I just got a brand new blanket and its thing and big so I double sided it but they keep chewing holes so they can go underneath one layer lol. I have plenty of cardboard and sticks and walnuts for them to chew on... How do I get them to stop???


----------



## Jessiferatu (Apr 30, 2014)

I really have no idea. I have tried everything imaginable, from putting heavy things around the edges and clipping the fleece down, to adding extra layers of fleece on top. No matter what, some of my rats just love to be under the very bottom layer of fleece on the pan - the girls especially. I gave up. Lol.


----------



## Sabatea (Aug 23, 2014)

Really, I don't think there is a set way to make them stop. Mine chew on the fleece in the corners but show no interest in getting under it. Do you by chance have a basket of loose fleece for them to play with? That may be more fun to them than chewing holes in your liner and may stop the behavior. Mine prefer tunneling into their basket to crawling under the liner.


----------



## Nijidoragon (Sep 7, 2014)

I have loose fleece around there and a box , they prefer the box but its dirty now and as soon as I took it out they started playing under the fleece


----------



## PawsandClaws (Jul 22, 2014)

People say that if you have the type of rats that enjoy chewing up liners to burrow under them that you should try liners that they can get under - the ones that just sort of sit on top of the pans. Alternatively, another thing that may work similarly is placing a loose towel/fleece blanket ON TOP of your existing liners that they can tunnel in.


----------



## Nijidoragon (Sep 7, 2014)

PawsandClaws said:


> People say that if you have the type of rats that enjoy chewing up liners to burrow under them that you should try liners that they can get under - the ones that just sort of sit on top of the pans. Alternatively, another thing that may work similarly is placing a loose towel/fleece blanket ON TOP of your existing liners that they can tunnel in.

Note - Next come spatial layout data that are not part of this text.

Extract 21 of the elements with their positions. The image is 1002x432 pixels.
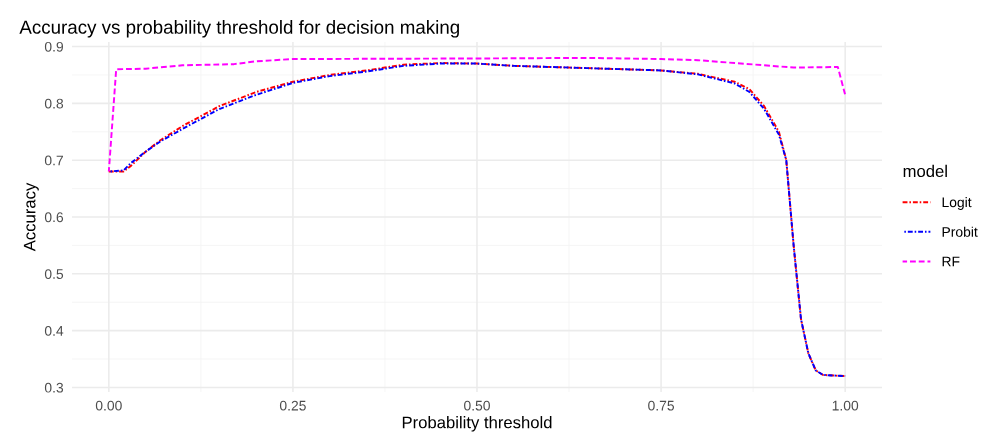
x-tick-label: 1.00 bbox=[832, 400, 859, 411]
y-tick-label: 0.7 bbox=[44, 155, 63, 166]
x-axis-title: Probability threshold bbox=[402, 416, 552, 432]
x-tick-label: 0.50 bbox=[464, 400, 490, 411]
y-tick-label: 0.5 bbox=[44, 269, 64, 279]
legend-title: model bbox=[903, 164, 947, 178]
legend-label: Logit bbox=[942, 197, 972, 210]
y-tick-label: 0.3 bbox=[44, 382, 64, 393]
y-axis-title: Accuracy bbox=[23, 182, 39, 252]
x-tick-label: 0.00 bbox=[95, 400, 122, 411]
x-tick-label: 0.25 bbox=[279, 400, 306, 411]
y-tick-label: 0.6 bbox=[44, 212, 64, 223]
line-series bbox=[107, 56, 847, 173]
line-series bbox=[107, 62, 847, 378]
y-tick-label: 0.9 bbox=[44, 41, 64, 52]
legend-label: RF bbox=[942, 256, 960, 267]
chart-title: Accuracy vs probability threshold for decision making bbox=[19, 20, 459, 38]
legend-label: Probit bbox=[942, 226, 978, 237]
y-tick-label: 0.8 bbox=[44, 98, 64, 109]
y-tick-label: 0.4 bbox=[44, 325, 64, 336]
x-tick-label: 0.75 bbox=[648, 400, 675, 411]
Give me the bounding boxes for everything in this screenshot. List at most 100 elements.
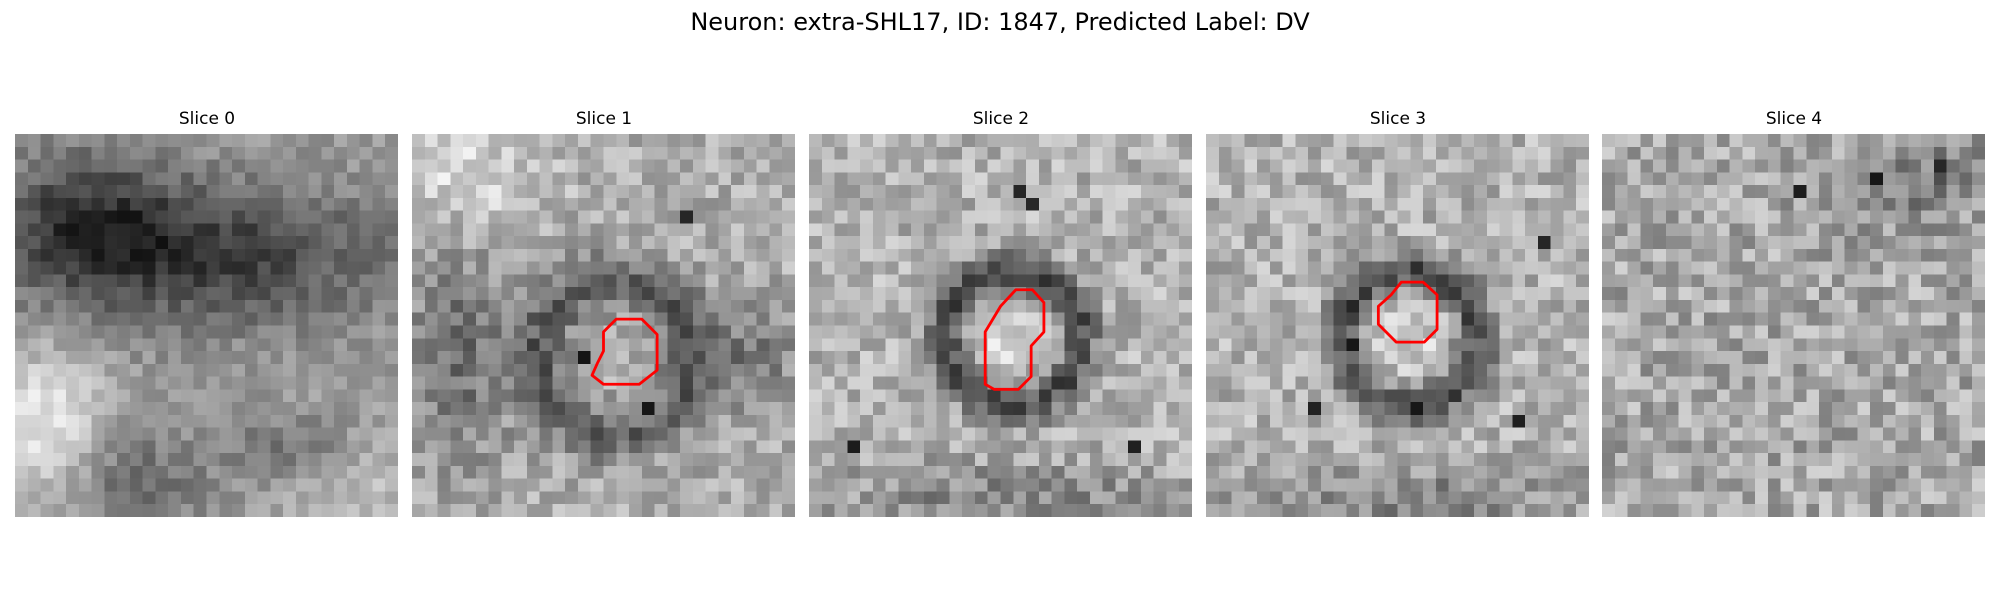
image-pixel (1448, 197, 1462, 211)
image-pixel (219, 261, 233, 275)
image-pixel (974, 453, 988, 467)
image-pixel (680, 223, 694, 237)
image-pixel (257, 414, 271, 428)
image-pixel (1064, 299, 1078, 313)
image-pixel (923, 210, 937, 224)
image-pixel (372, 134, 386, 148)
image-pixel (1959, 197, 1973, 211)
image-pixel (1972, 351, 1985, 365)
image-pixel (705, 453, 719, 467)
image-pixel (385, 236, 398, 250)
image-pixel (1257, 287, 1271, 301)
image-pixel (1320, 261, 1334, 275)
image-pixel (1895, 299, 1909, 313)
image-pixel (1153, 504, 1167, 517)
image-pixel (40, 389, 54, 403)
image-pixel (1895, 453, 1909, 467)
image-pixel (40, 376, 54, 390)
image-pixel (1448, 453, 1462, 467)
image-pixel (295, 159, 309, 173)
image-pixel (911, 210, 925, 224)
image-pixel (667, 248, 681, 262)
image-pixel (923, 504, 937, 517)
image-pixel (1206, 210, 1220, 224)
slice-image (1206, 134, 1589, 517)
image-pixel (936, 402, 950, 416)
image-pixel (372, 491, 386, 505)
image-pixel (756, 440, 770, 454)
image-pixel (654, 440, 668, 454)
image-pixel (475, 402, 489, 416)
image-pixel (334, 134, 348, 148)
image-pixel (1359, 210, 1373, 224)
image-pixel (1678, 274, 1692, 288)
image-pixel (219, 248, 233, 262)
image-pixel (743, 453, 757, 467)
image-pixel (667, 491, 681, 505)
image-pixel (1678, 427, 1692, 441)
image-pixel (1525, 440, 1539, 454)
image-pixel (1614, 351, 1628, 365)
image-pixel (1755, 440, 1769, 454)
image-pixel (1537, 197, 1551, 211)
image-pixel (1767, 338, 1781, 352)
image-pixel (1933, 440, 1947, 454)
image-pixel (1410, 465, 1424, 479)
image-pixel (847, 376, 861, 390)
image-pixel (756, 185, 770, 199)
image-pixel (1550, 491, 1564, 505)
image-pixel (756, 261, 770, 275)
slice-image (809, 134, 1192, 517)
image-pixel (308, 159, 322, 173)
image-pixel (78, 287, 92, 301)
image-pixel (1257, 414, 1271, 428)
image-pixel (117, 210, 131, 224)
image-pixel (1102, 236, 1116, 250)
image-pixel (1206, 287, 1220, 301)
image-pixel (40, 185, 54, 199)
image-pixel (911, 274, 925, 288)
image-pixel (346, 402, 360, 416)
image-pixel (1704, 223, 1718, 237)
image-pixel (437, 453, 451, 467)
image-pixel (1678, 504, 1692, 517)
image-pixel (1780, 504, 1794, 517)
image-pixel (1371, 172, 1385, 186)
image-pixel (1218, 236, 1232, 250)
image-pixel (1512, 440, 1526, 454)
image-pixel (1819, 172, 1833, 186)
image-pixel (193, 159, 207, 173)
image-pixel (731, 504, 745, 517)
image-pixel (129, 453, 143, 467)
image-pixel (923, 491, 937, 505)
image-pixel (667, 440, 681, 454)
image-pixel (40, 236, 54, 250)
image-pixel (1844, 134, 1858, 148)
image-pixel (1691, 491, 1705, 505)
image-pixel (1140, 414, 1154, 428)
image-pixel (680, 159, 694, 173)
image-pixel (66, 491, 80, 505)
image-pixel (104, 299, 118, 313)
image-pixel (1051, 478, 1065, 492)
image-pixel (1218, 504, 1232, 517)
image-pixel (1410, 210, 1424, 224)
image-pixel (193, 351, 207, 365)
image-pixel (193, 325, 207, 339)
image-pixel (1000, 402, 1014, 416)
image-pixel (590, 427, 604, 441)
image-pixel (1051, 376, 1065, 390)
image-pixel (1857, 185, 1871, 199)
image-pixel (756, 465, 770, 479)
image-pixel (385, 491, 398, 505)
image-pixel (1972, 312, 1985, 326)
image-pixel (1410, 478, 1424, 492)
image-pixel (847, 402, 861, 416)
image-pixel (590, 248, 604, 262)
image-pixel (539, 172, 553, 186)
image-pixel (463, 261, 477, 275)
image-pixel (1359, 465, 1373, 479)
image-pixel (974, 197, 988, 211)
image-pixel (667, 504, 681, 517)
image-pixel (1206, 465, 1220, 479)
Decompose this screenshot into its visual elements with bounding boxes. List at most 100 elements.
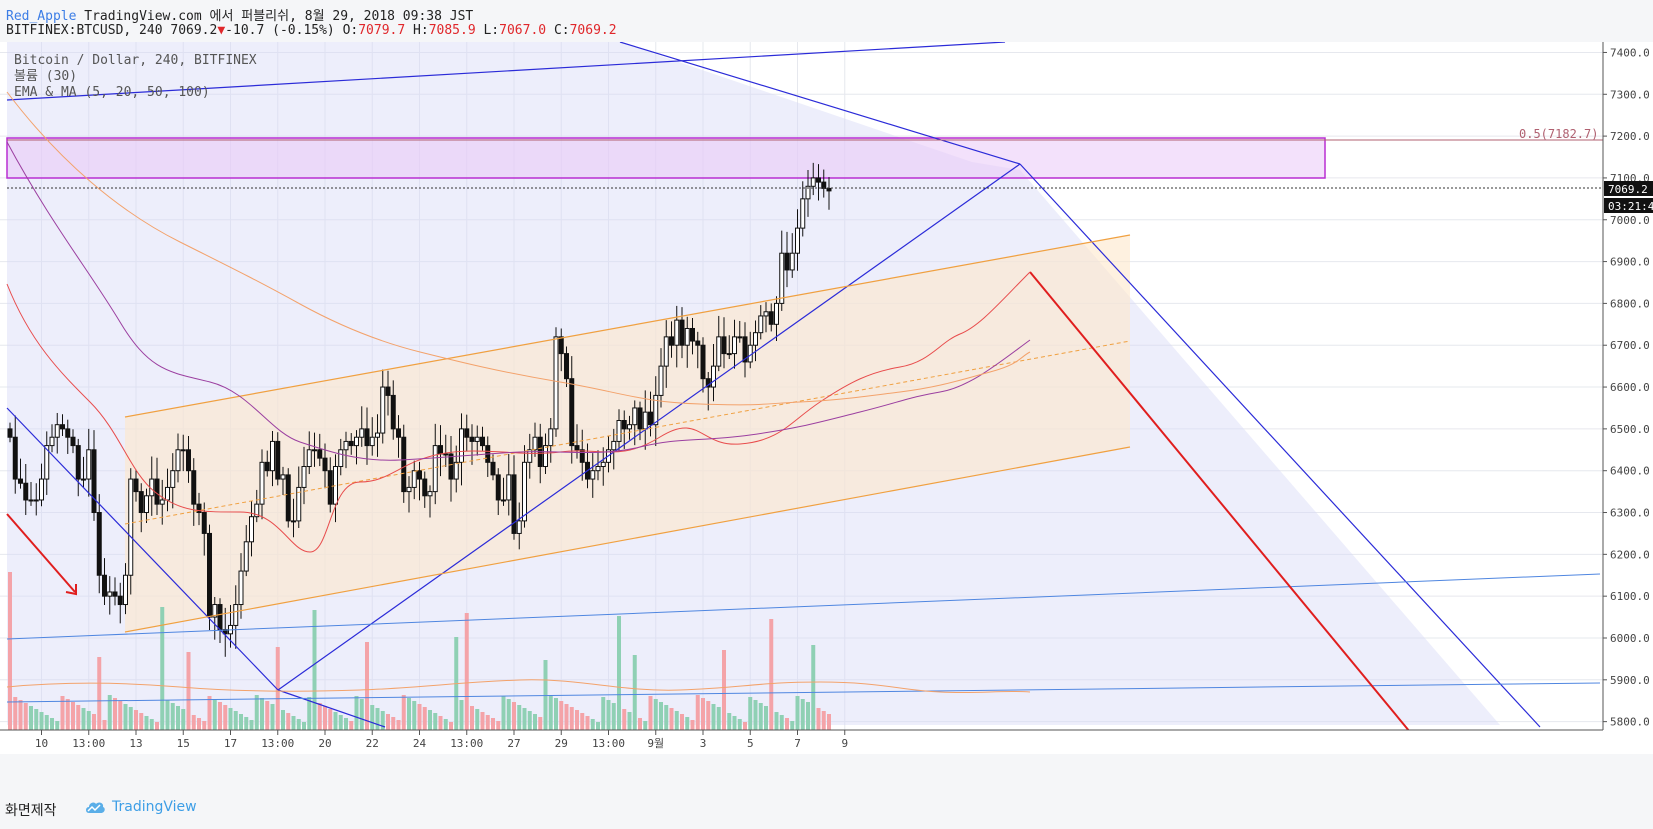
candle-body-139 — [737, 336, 743, 339]
candle-body-32 — [175, 449, 181, 472]
x-tick-label: 20 — [318, 737, 331, 750]
support-line-2[interactable] — [6, 682, 1601, 703]
candle-body-20 — [112, 591, 118, 597]
candle-body-126 — [669, 336, 674, 346]
candle-body-6 — [39, 478, 44, 501]
down-trendline[interactable] — [6, 407, 279, 691]
candle-body-87 — [464, 428, 470, 438]
volume-bar-18 — [102, 720, 107, 730]
time-axis[interactable]: 10 13:00 13 15 17 13:00 20 22 24 13:00 27 29 13:00 9월… — [0, 729, 1653, 754]
symbol-label: BITFINEX:BTCUSD, 240 — [6, 23, 163, 38]
volume-bar-96 — [512, 702, 516, 730]
x-tick-label: 17 — [224, 737, 237, 750]
volume-bar-15 — [86, 711, 91, 730]
candle-body-39 — [212, 604, 218, 618]
price-chart[interactable]: 5800.0 5900.0 6000.0 6100.0 6200.0 6300.0 6400… — [0, 42, 1653, 754]
candle-body-150 — [795, 227, 800, 254]
candle-body-147 — [779, 252, 785, 304]
orange-channel-bottom[interactable] — [124, 446, 1131, 633]
volume-bar-147 — [779, 715, 784, 730]
volume-bar-79 — [422, 707, 427, 730]
candle-body-52 — [280, 474, 286, 480]
candle-body-47 — [254, 503, 260, 518]
x-tick-label: 13:00 — [450, 737, 483, 750]
close-label: C: — [553, 23, 570, 38]
candle-body-49 — [264, 461, 270, 472]
candle-body-128 — [679, 319, 685, 346]
tradingview-brand: TradingView — [112, 799, 197, 815]
candle-body-58 — [312, 449, 317, 452]
candle-body-134 — [711, 365, 716, 388]
orange-channel-mid[interactable] — [124, 340, 1131, 525]
volume-bar-134 — [711, 704, 716, 730]
volume-bar-98 — [522, 708, 527, 730]
resistance-zone[interactable] — [6, 137, 1326, 179]
volume-bar-127 — [674, 711, 679, 730]
candle-body-102 — [543, 445, 548, 468]
volume-bar-13 — [76, 705, 81, 730]
volume-bar-38 — [207, 696, 212, 730]
volume-bar-75 — [401, 695, 406, 730]
candle-body-82 — [438, 445, 443, 455]
volume-bar-58 — [312, 610, 317, 730]
author-link[interactable]: Red_Apple — [6, 9, 77, 24]
candle-body-118 — [627, 424, 632, 430]
candle-body-26 — [144, 495, 149, 514]
up-trendline[interactable] — [277, 163, 1021, 691]
price-axis[interactable]: 5800.0 5900.0 6000.0 6100.0 6200.0 6300.0 6400… — [1602, 42, 1653, 730]
volume-bar-1 — [13, 697, 18, 730]
volume-bar-97 — [517, 705, 522, 730]
candle-body-67 — [359, 428, 365, 438]
volume-bar-65 — [349, 721, 354, 730]
volume-bar-3 — [23, 703, 28, 730]
volume-bar-78 — [417, 704, 422, 730]
volume-bar-31 — [170, 703, 175, 730]
lower-segment[interactable] — [277, 689, 386, 728]
volume-bar-74 — [396, 720, 401, 730]
volume-bar-81 — [433, 713, 438, 730]
candle-body-88 — [469, 436, 475, 442]
red-arrow-head-icon — [65, 584, 77, 596]
orange-channel-top[interactable] — [124, 234, 1131, 418]
volume-bar-24 — [134, 710, 138, 730]
y-tick-label: 5900.0 — [1610, 674, 1650, 687]
volume-bar-84 — [449, 722, 453, 730]
candle-body-77 — [411, 470, 417, 488]
upper-trendline[interactable] — [6, 42, 1006, 101]
volume-bar-55 — [296, 719, 301, 730]
candle-body-71 — [380, 386, 386, 434]
low-label: L: — [483, 23, 500, 38]
legend-symbol: Bitcoin / Dollar, 240, BITFINEX — [14, 53, 257, 68]
candle-body-104 — [553, 336, 559, 430]
volume-bar-106 — [564, 704, 569, 730]
volume-bar-111 — [590, 719, 595, 730]
price-tag-box — [1604, 181, 1653, 196]
x-tick-label: 22 — [366, 737, 379, 750]
volume-bar-68 — [365, 642, 369, 730]
candle-body-123 — [653, 394, 659, 426]
candle-body-18 — [102, 574, 107, 597]
tradingview-link[interactable]: TradingView — [84, 799, 197, 815]
volume-bar-118 — [627, 712, 632, 730]
candle-body-143 — [758, 315, 764, 334]
descending-trendline[interactable] — [619, 42, 1021, 165]
volume-bar-133 — [706, 701, 711, 730]
legend-volume[interactable]: 볼륨 (30) — [14, 69, 78, 84]
candle-body-112 — [595, 466, 601, 472]
volume-bar-116 — [617, 616, 621, 730]
red-projection-line[interactable] — [1029, 271, 1411, 733]
volume-bar-100 — [533, 714, 537, 730]
y-tick-label: 6600.0 — [1610, 381, 1650, 394]
candle-body-11 — [65, 428, 71, 438]
volume-bar-154 — [816, 708, 821, 730]
volume-bar-47 — [254, 695, 259, 730]
volume-bar-86 — [459, 700, 464, 730]
red-arrow-line[interactable] — [6, 513, 76, 593]
candle-body-16 — [91, 449, 97, 514]
volume-bar-30 — [165, 700, 170, 730]
support-line-1[interactable] — [6, 573, 1601, 640]
volume-bar-54 — [291, 716, 296, 730]
volume-bar-34 — [186, 652, 191, 730]
legend-ema[interactable]: EMA & MA (5, 20, 50, 100) — [14, 85, 210, 100]
channel-lower-line[interactable] — [1019, 163, 1541, 728]
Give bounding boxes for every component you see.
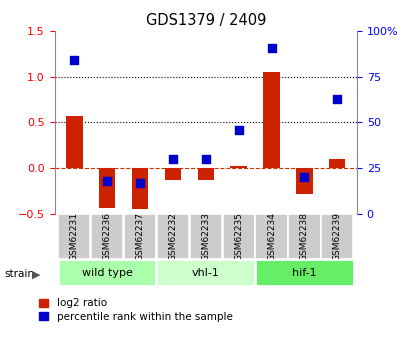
Text: strain: strain bbox=[4, 269, 34, 279]
Bar bbox=[263, 72, 280, 168]
Bar bbox=[157, 259, 255, 286]
Text: GSM62234: GSM62234 bbox=[267, 212, 276, 261]
Point bbox=[202, 156, 209, 162]
Text: GSM62237: GSM62237 bbox=[136, 212, 144, 261]
Text: GSM62233: GSM62233 bbox=[201, 212, 210, 261]
Bar bbox=[91, 214, 123, 259]
Point bbox=[301, 175, 308, 180]
Title: GDS1379 / 2409: GDS1379 / 2409 bbox=[146, 13, 266, 29]
Bar bbox=[255, 214, 288, 259]
Text: vhl-1: vhl-1 bbox=[192, 268, 220, 277]
Bar bbox=[329, 159, 346, 168]
Bar bbox=[157, 214, 189, 259]
Bar bbox=[66, 116, 83, 168]
Point bbox=[268, 45, 275, 50]
Text: GSM62236: GSM62236 bbox=[103, 212, 112, 261]
Text: GSM62238: GSM62238 bbox=[300, 212, 309, 261]
Bar bbox=[288, 214, 320, 259]
Bar bbox=[99, 168, 116, 207]
Text: GSM62235: GSM62235 bbox=[234, 212, 243, 261]
Point bbox=[170, 156, 176, 162]
Bar bbox=[321, 214, 353, 259]
Point bbox=[136, 180, 143, 186]
Bar bbox=[197, 168, 214, 180]
Point bbox=[104, 178, 110, 184]
Text: GSM62231: GSM62231 bbox=[70, 212, 79, 261]
Text: GSM62232: GSM62232 bbox=[168, 212, 177, 261]
Bar bbox=[58, 259, 157, 286]
Bar bbox=[223, 214, 255, 259]
Text: wild type: wild type bbox=[82, 268, 133, 277]
Point bbox=[235, 127, 242, 132]
Text: hif-1: hif-1 bbox=[292, 268, 317, 277]
Legend: log2 ratio, percentile rank within the sample: log2 ratio, percentile rank within the s… bbox=[39, 298, 232, 322]
Point bbox=[71, 58, 78, 63]
Bar bbox=[190, 214, 222, 259]
Bar bbox=[165, 168, 181, 180]
Bar bbox=[132, 168, 148, 209]
Bar bbox=[231, 166, 247, 168]
Bar bbox=[124, 214, 156, 259]
Bar bbox=[58, 214, 90, 259]
Text: ▶: ▶ bbox=[32, 269, 40, 279]
Text: GSM62239: GSM62239 bbox=[333, 212, 342, 261]
Bar bbox=[296, 168, 312, 194]
Point bbox=[334, 96, 341, 101]
Bar bbox=[255, 259, 354, 286]
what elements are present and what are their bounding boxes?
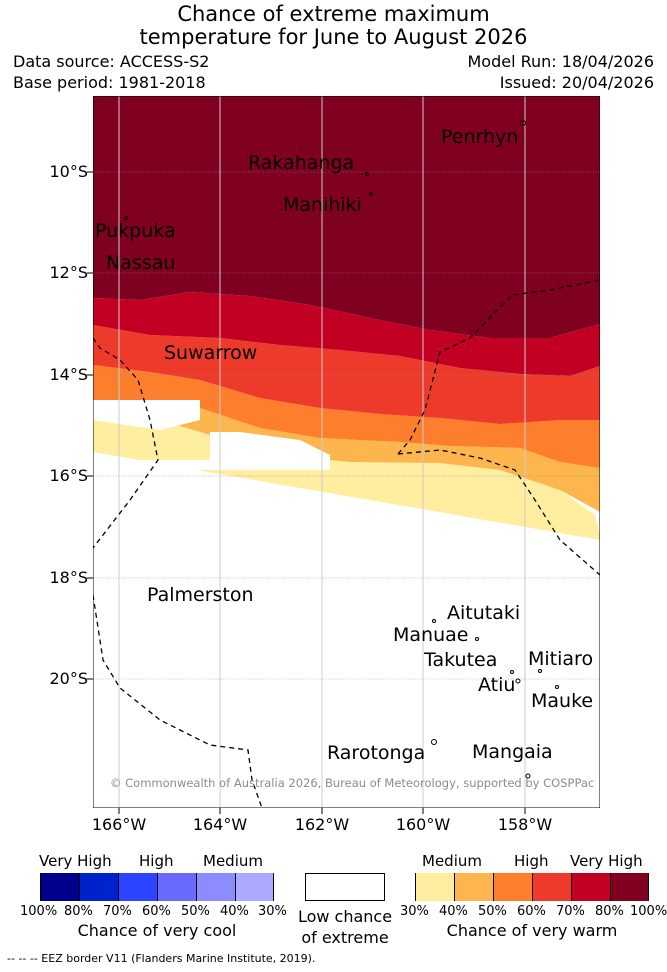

When it just sits on top they pull the sides back and then pee there, I dont want them to get bumble foot. I might try the towel.


----------



## PawsandClaws (Jul 22, 2014)

The idea is if there are other places to burrow under, they leave the liners alone so it is definitely worth a try.


----------



## Nijidoragon (Sep 7, 2014)

I'll also put some fleece in a basket too


----------



## Rattienewby (Aug 31, 2014)

I just started leaving a corner untucked and not secured. They go under and make a mess,but it sure beats replacing liners all the time. I just have to remember to spot clean under the fleece now as well as on top to cut down on smell


----------



## Nijidoragon (Sep 7, 2014)

What do you use to spot clean? My mom has complained about the smell . I don't even notice it lol. Rabbits and ferrets smell worse I think people are biased towards rats


----------



## Cyrix (May 2, 2014)

You can spot clean with baby wipes or moist toilet paper. We stopped using fleece in our cage because our rats don't like it and it's more expensive than just wiping the shelves.


----------



## Kitterpuss (May 9, 2014)

Rats have a natural instinct to burrow and dig and fleece doesn't allow them to properly do that. I myself use fleece and I also have a large deep digging box full of crinkly paper, tissues substrate and other textures for them to burrow into. Scattering a bit of food in there for them to hunt is their favourite activity by far - they absolutely love it!


----------



## Zabora (Jun 8, 2014)

Kitterpuss said:


> Rats have a natural instinct to burrow and dig and fleece doesn't allow them to properly do that. I myself use fleece and I also have a large deep digging box full of crinkly paper, tissues substrate and other textures for them to burrow into. Scattering a bit of food in there for them to hunt is their favourite activity by far - they absolutely love it!


 Im going to try this


----------



## Nijidoragon (Sep 7, 2014)

Cyrix said:


> You can spot clean with baby wipes or moist toilet paper. We stopped using fleece in our cage because our rats don't like it and it's more expensive than just wiping the shelves.


So you just don't put anything on the platform/trays ? I thought you weren't supposed to do that cause if they walk in their own pee they'd get bumble foot?


----------



## Nijidoragon (Sep 7, 2014)

Zabora said:


> Im going to try this


Me too


----------